Nelle pagine di questo sito è stato affrontato l’argomento di come presentarsi al meglio con i propri vicini. Ci sono tuttavia casi in cui la convivenza civile è turbata da incidenti specifici: il cane che sporca, immondizia sui pianerottoli, rumori molesti quando si vorrebbe dormire… La lista è potenzialmente infinita. Come affrontare queste situazioni?

  • Mettere per iscritto le proprie lagnanze: fare una lista a uso interno. In questi

casi però bisogna essere realisti. Infatti, se viene fuori un elenco infinito che rimanda sempre allo stesso “colpevole”, è molto più probabile che il problema sia di chi è turbato da questa quantità di cose diverse. È possibile che chi si sente offeso abbia in realtà solo da ridire sullo stile di vita dei vicini percepiti come infernali. È così? Rifletterci su è necessario.housing-900240_960_720

  • Dopo quest’esame di coscienza, e una volta verificato che non c’è giudizio in quello che si è notato, ma che davvero ci sono disagi, individuare quello più pressante.

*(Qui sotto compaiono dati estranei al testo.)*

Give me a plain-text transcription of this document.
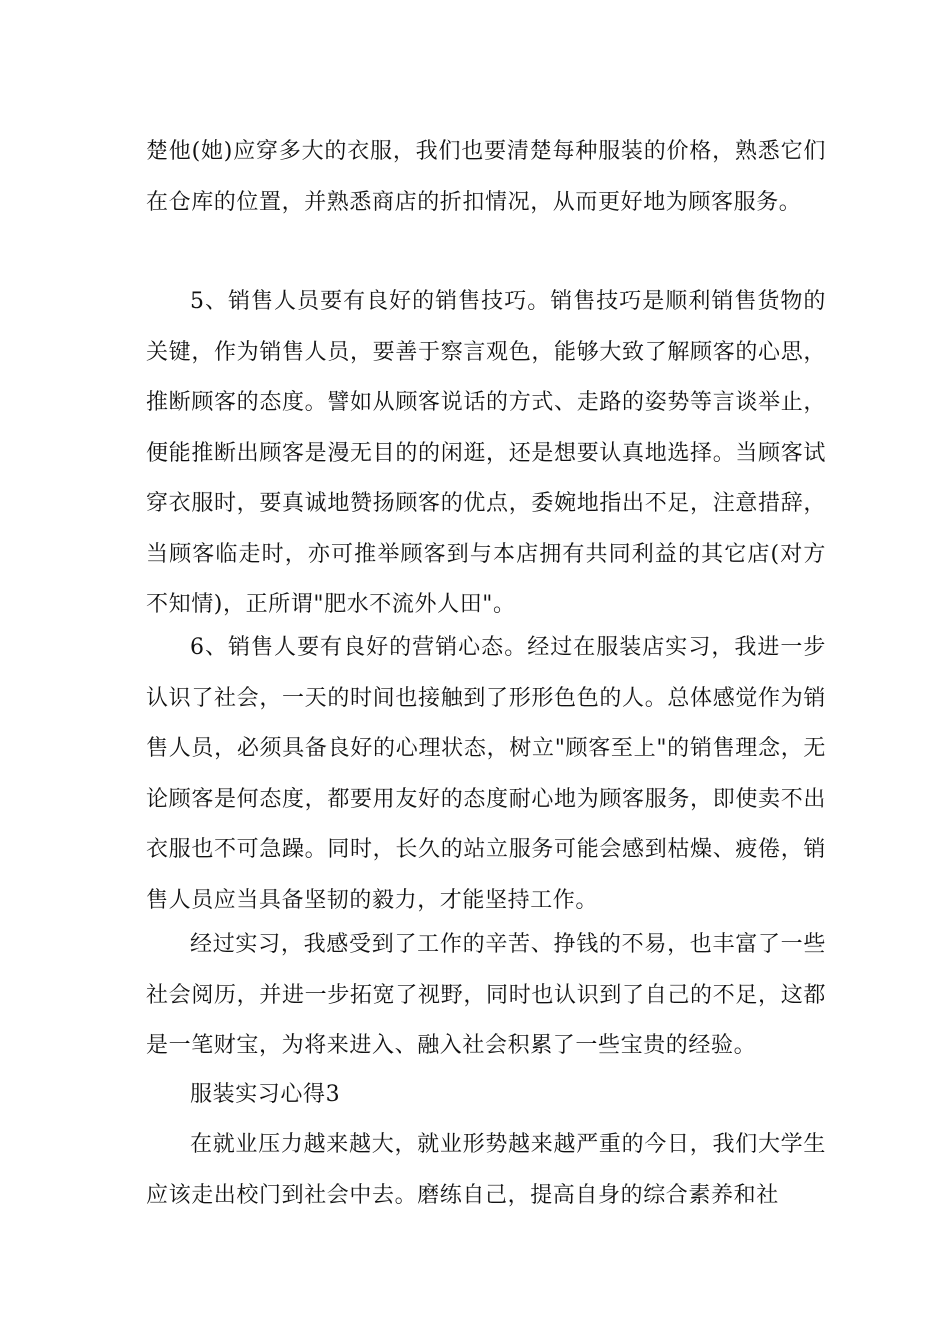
楚他(她)应穿多大的衣服，我们也要清楚每种服装的价格，熟悉它们在仓库的位置，并熟悉商店的折扣情况，从而更好地为顾客服务。

5、销售人员要有良好的销售技巧。销售技巧是顺利销售货物的关键，作为销售人员，要善于察言观色，能够大致了解顾客的心思，推断顾客的态度。譬如从顾客说话的方式、走路的姿势等言谈举止，便能推断出顾客是漫无目的的闲逛，还是想要认真地选择。当顾客试穿衣服时，要真诚地赞扬顾客的优点，委婉地指出不足，注意措辞，当顾客临走时，亦可推举顾客到与本店拥有共同利益的其它店(对方不知情)，正所谓"肥水不流外人田"。

6、销售人要有良好的营销心态。经过在服装店实习，我进一步认识了社会，一天的时间也接触到了形形色色的人。总体感觉作为销售人员，必须具备良好的心理状态，树立"顾客至上"的销售理念，无论顾客是何态度，都要用友好的态度耐心地为顾客服务，即使卖不出衣服也不可急躁。同时，长久的站立服务可能会感到枯燥、疲倦，销售人员应当具备坚韧的毅力，才能坚持工作。

经过实习，我感受到了工作的辛苦、挣钱的不易，也丰富了一些社会阅历，并进一步拓宽了视野，同时也认识到了自己的不足，这都是一笔财宝，为将来进入、融入社会积累了一些宝贵的经验。

服装实习心得3

在就业压力越来越大，就业形势越来越严重的今日，我们大学生应该走出校门到社会中去。磨练自己，提高自身的综合素养和社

Non sarà possibile infatti andare dal vicino con una lista infinita di disagi. Potrebbe prenderla come un’aggressione.
  • Parola d’ordine, gentilezza: bisogna presentarsi a casa dei vicini in orari sicuramente sociali, altrimenti si passa dalla parte del torto, e il motivo del proprio turbamento va descritto con fermezza ma senza dimenticare la buona educazione. Passare dalla parte del torto è facile, e se davvero queste persone sono incivili, non bisogna scendere al loro livello.
  • Aspettare una soluzione: dopo aver esposto la “crisi”, bisogna dare un tempo ragionevole perché venga affrontata e risolta. Se dopo, diciamo, due settimane nulla cambia, è possibile passare al passo successivo.
  • Se i vicini non cambiano atteggiamento o abitudini, è il momento di chiedere gentilmente (e senza fare gossip) consiglio ad altri che abitino nello stesso palazzo: la signora del piano di sopra, il portiere, e così via. Si potrebbero ottenere informazioni utili per risolvere la situazione.
  • Documentare la situazione ed esporla in riunione di condominio: se nessuno dei passi precedenti è stato utile, coinvolgere gli organi deputati è d’obbligo: ci saranno testimoni e verbali che provano il proprio disagio.